Registry 根据不同的节点类型,获取对应的StoreService完成添加节点服务,这里节点类型就是”META”。

node = {MetaNode@6342} "MetaNode{ip=192.168.1.2}"
 nodeType = {Node$NodeType@6369} "META"
 nodeUrl = {URL@6370} "URL{address='192.168.1.2:0'}"
 dataCenter = "DefaultDataCenter"
 name = "192.168.1.2"
 regionId = null
 nodeStatus = {Node$NodeStatus@6373} "INIT"

storeService 就是从上文 ServiceFactory 介绍的 storeServiceMap 中提取。

比如 MetaNode,其对应 storeService 实现为 MetaStoreService ,所以就会用 MetaStoreService 完成存储。

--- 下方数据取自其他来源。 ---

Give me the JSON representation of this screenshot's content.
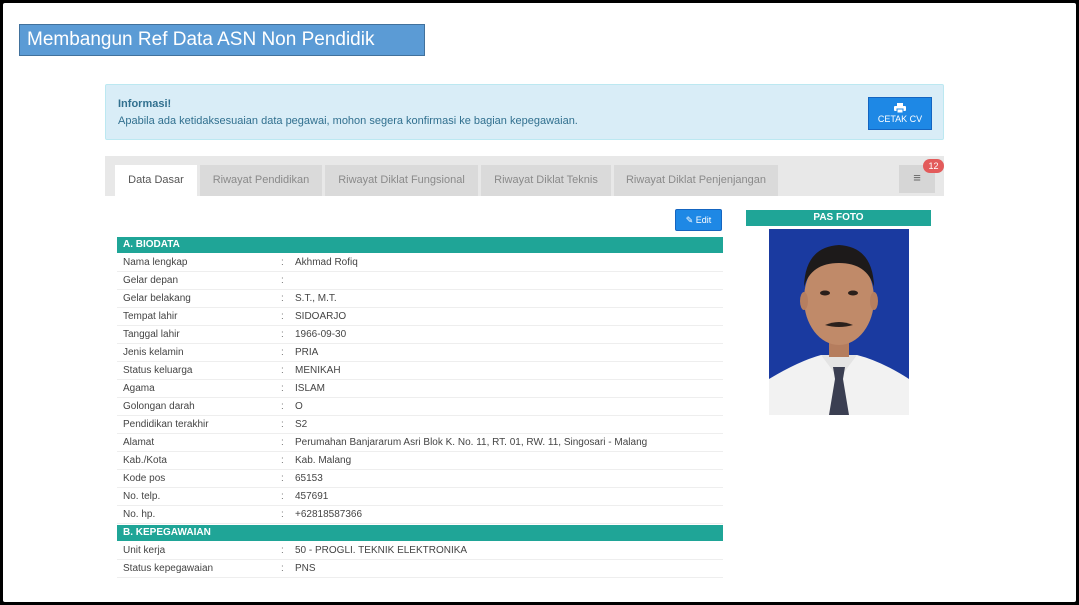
{
  "slide_title": "Membangun Ref Data ASN Non Pendidik",
  "info": {
    "title": "Informasi!",
    "text": "Apabila ada ketidaksesuaian data pegawai, mohon segera konfirmasi ke bagian kepegawaian.",
    "cetak_label": "CETAK CV"
  },
  "tabs": [
    {
      "label": "Data Dasar",
      "active": true
    },
    {
      "label": "Riwayat Pendidikan"
    },
    {
      "label": "Riwayat Diklat Fungsional"
    },
    {
      "label": "Riwayat Diklat Teknis"
    },
    {
      "label": "Riwayat Diklat Penjenjangan"
    }
  ],
  "menu_icon": "list-icon",
  "badge_count": "12",
  "edit_label": "Edit",
  "biodata": {
    "title": "A. BIODATA",
    "rows": [
      {
        "label": "Nama lengkap",
        "value": "Akhmad Rofiq"
      },
      {
        "label": "Gelar depan",
        "value": ""
      },
      {
        "label": "Gelar belakang",
        "value": "S.T., M.T."
      },
      {
        "label": "Tempat lahir",
        "value": "SIDOARJO"
      },
      {
        "label": "Tanggal lahir",
        "value": "1966-09-30"
      },
      {
        "label": "Jenis kelamin",
        "value": "PRIA"
      },
      {
        "label": "Status keluarga",
        "value": "MENIKAH"
      },
      {
        "label": "Agama",
        "value": "ISLAM"
      },
      {
        "label": "Golongan darah",
        "value": "O"
      },
      {
        "label": "Pendidikan terakhir",
        "value": "S2"
      },
      {
        "label": "Alamat",
        "value": "Perumahan Banjararum Asri Blok K. No. 11, RT. 01, RW. 11, Singosari - Malang"
      },
      {
        "label": "Kab./Kota",
        "value": "Kab. Malang"
      },
      {
        "label": "Kode pos",
        "value": "65153"
      },
      {
        "label": "No. telp.",
        "value": "457691"
      },
      {
        "label": "No. hp.",
        "value": "+62818587366"
      }
    ]
  },
  "kepegawaian": {
    "title": "B. KEPEGAWAIAN",
    "rows": [
      {
        "label": "Unit kerja",
        "value": "50 - PROGLI. TEKNIK ELEKTRONIKA"
      },
      {
        "label": "Status kepegawaian",
        "value": "PNS"
      }
    ]
  },
  "pas_foto_title": "PAS FOTO",
  "colors": {
    "accent": "#1fa597",
    "button": "#1e88e5",
    "slide_title_bg": "#5b9bd5",
    "info_bg": "#d9edf7"
  }
}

storeServiceMap = {HashMap@6394}  size = 3
 {Node$NodeType@6454} "SESSION" -> {SessionStoreService@6455} 
 {Node$NodeType@6369} "META" -> {MetaStoreService@6456} 
 {Node$NodeType@6457} "DATA" -> {DataStoreService@6458} 

1.3 存储服务

Node 然后由 StoreService 存储到 Repository 中,具体举例 MetaStoreService 实现为:

public class MetaStoreService implements StoreService<MetaNode> {
    @RaftReference(uniqueId = "metaServer")
    private RepositoryService<String, RenewDecorate<MetaNode>> metaRepositoryService;

    @Override
    public NodeChangeResult addNode(MetaNode metaNode) {
        NodeChangeResult nodeChangeResult;
        String ipAddress = metaNode.getNodeUrl().getIpAddress();
        write.lock();
        try {
            //存放到repository(自动通过jraft同步给集群)
            metaRepositoryService.put(ipAddress, new RenewDecorate(metaNode,
                RenewDecorate.DEFAULT_DURATION_SECS));

            //触发通知(需要通知data/session)
            nodeChangeResult = getNodeChangeResult();
            firePushDataListTask(nodeChangeResult, "addMetaNode");
            firePushSessionListTask(nodeChangeResult, "addMetaNode");
        } finally {
            write.unlock();
        }
        return nodeChangeResult;
    }  
}

预先把存储流程总结如下:

                                                                                      +------------------------------+
                                                     +-----------------------+        |  Map(String, NodeRepository) |
                                                +--->+ metaRepositoryService +------->+  registry                    |
                                                |    +-----------------------+        +------------------------------+
                                                |
                                                |
                                                |
Register +-------------------+  addNode   +-----+-----------+
+------> | MetaServerRegistry| +--------> | MetaStoreService|
         +-------------------+            +-----+-----------+
                                                |
                                                |
                                                |            +-------------------+     +--------------+       +----------------------+
                                                +----------> |TaskListenerManager+---> |TaskDispatcher| +---> |DataNodeChangePushTask|
                                               sendTaskEvent +-------------------+     +--------------+       +----------------------+

手机上参见:

1.4 Repository服务

Repository算是一个比较经典的概念了,封装数据查询和存储逻辑。定义(来自Martin Fowler的《企业应用架构模式》):Mediates between the domain and data mapping layers using a collection-like interface for accessing domain objects。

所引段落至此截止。